Let $f(t) = e^{t(A+B)} - e^{tA} e^{tB}$. Then $$\begin{align} f'(t) & = (A+B) e^{t(A+B)} - A e^{tA} e^{tB} - e^{tA} B e^{tB} \\ f''(t) & = (A+B)^2 e^{t(A+B)} - A(A e^{tA} e^{tB} + e^{tA} B e^{tB}) - A e^{tA} B e^{tB} - e^{tA} B^2 e^{tB} \end{align}$$
So if $f(t) \equiv 0$, then $f''(0) = 0 = (A+B)^2 - A^2 - AB - AB - B^2 = BA - AB$. Therefore $AB = BA$.

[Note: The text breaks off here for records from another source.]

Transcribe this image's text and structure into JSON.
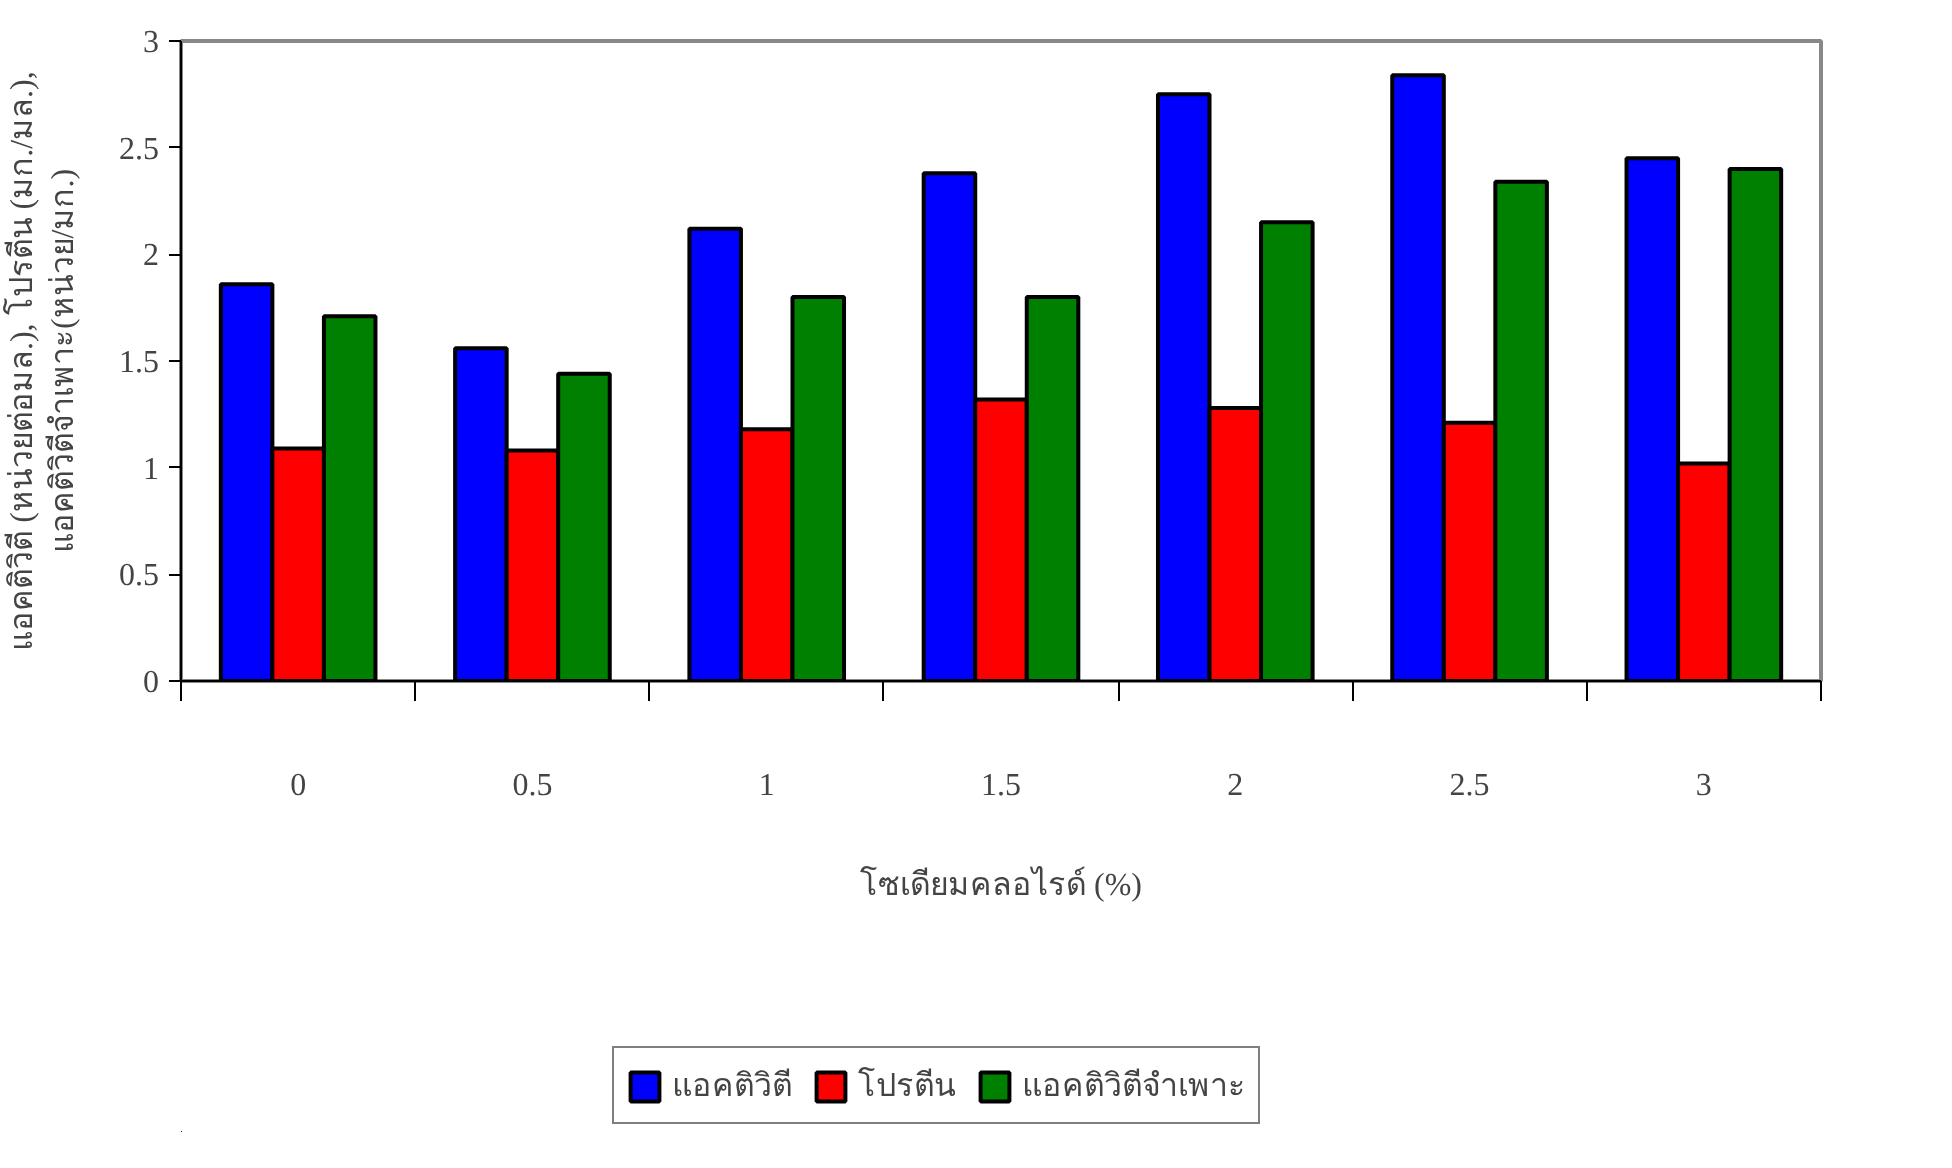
{
  "chart_data": {
    "type": "bar",
    "xlabel": "โซเดียมคลอไรด์ (%)",
    "ylabel": "แอคติวิตี (หน่วยต่อมล.), โปรตีน (มก./มล.),\nแอคติวิตีจำเพาะ(หน่วย/มก.)",
    "categories": [
      "0",
      "0.5",
      "1",
      "1.5",
      "2",
      "2.5",
      "3"
    ],
    "series": [
      {
        "name": "แอคติวิตี",
        "color": "#0000ff",
        "values": [
          1.86,
          1.56,
          2.12,
          2.38,
          2.75,
          2.84,
          2.45
        ]
      },
      {
        "name": "โปรตีน",
        "color": "#ff0000",
        "values": [
          1.09,
          1.08,
          1.18,
          1.32,
          1.28,
          1.21,
          1.02
        ]
      },
      {
        "name": "แอคติวิตีจำเพาะ",
        "color": "#008000",
        "values": [
          1.71,
          1.44,
          1.8,
          1.8,
          2.15,
          2.34,
          2.4
        ]
      }
    ],
    "ylim": [
      0,
      3
    ],
    "yticks": [
      0,
      0.5,
      1,
      1.5,
      2,
      2.5,
      3
    ],
    "grid": false,
    "legend": "bottom"
  }
}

So the proof I've seen of the reverse implication uses the Baker-Campbell-Hausdorff formula. The Baker-Campbell-Hausdorff formula says that for $GL_{n}(\mathbb{C})$ or $Gl_{n}(\mathbb{R})$ (you can actually put any Lie group here): For $X$ and $Y$ close enough to the $0$ matrix, we have $$\log(e^{X}e^{Y}) = X + Y + \frac{1}{2}[X, Y] + \text{terms involving multiple commutators}$$ where the $\log$ is a local inverse for the exponential function in a neighborhood of the $0$ matrix.
Now, by choosing $t$ small enough, we can make $tA$ and $tB$ lie in the region where the BCH formula is applicable. Then, by applying $\log$ to both sides of the equation $$e^{t(A + B)} = e^{tA}e^{tB}$$ we get the expression $$t(A + B) = t(A + B) + \frac{t^{2}}{2}[A, B] + O(t^{3}).$$ Both sides of this expression are real analytic functions $\mathbb{R} \rightarrow M_{n\times n}(\mathbb{R})$ (resp. $M_{n\times n}(\mathbb{C})$ with nonzero radius of convergence. Hence the only way for them to be equal is if their power series are equal coefficient by coefficient.
Comparing the $t^{2}$ coefficients gives us $[A, B] = 0$ as desired.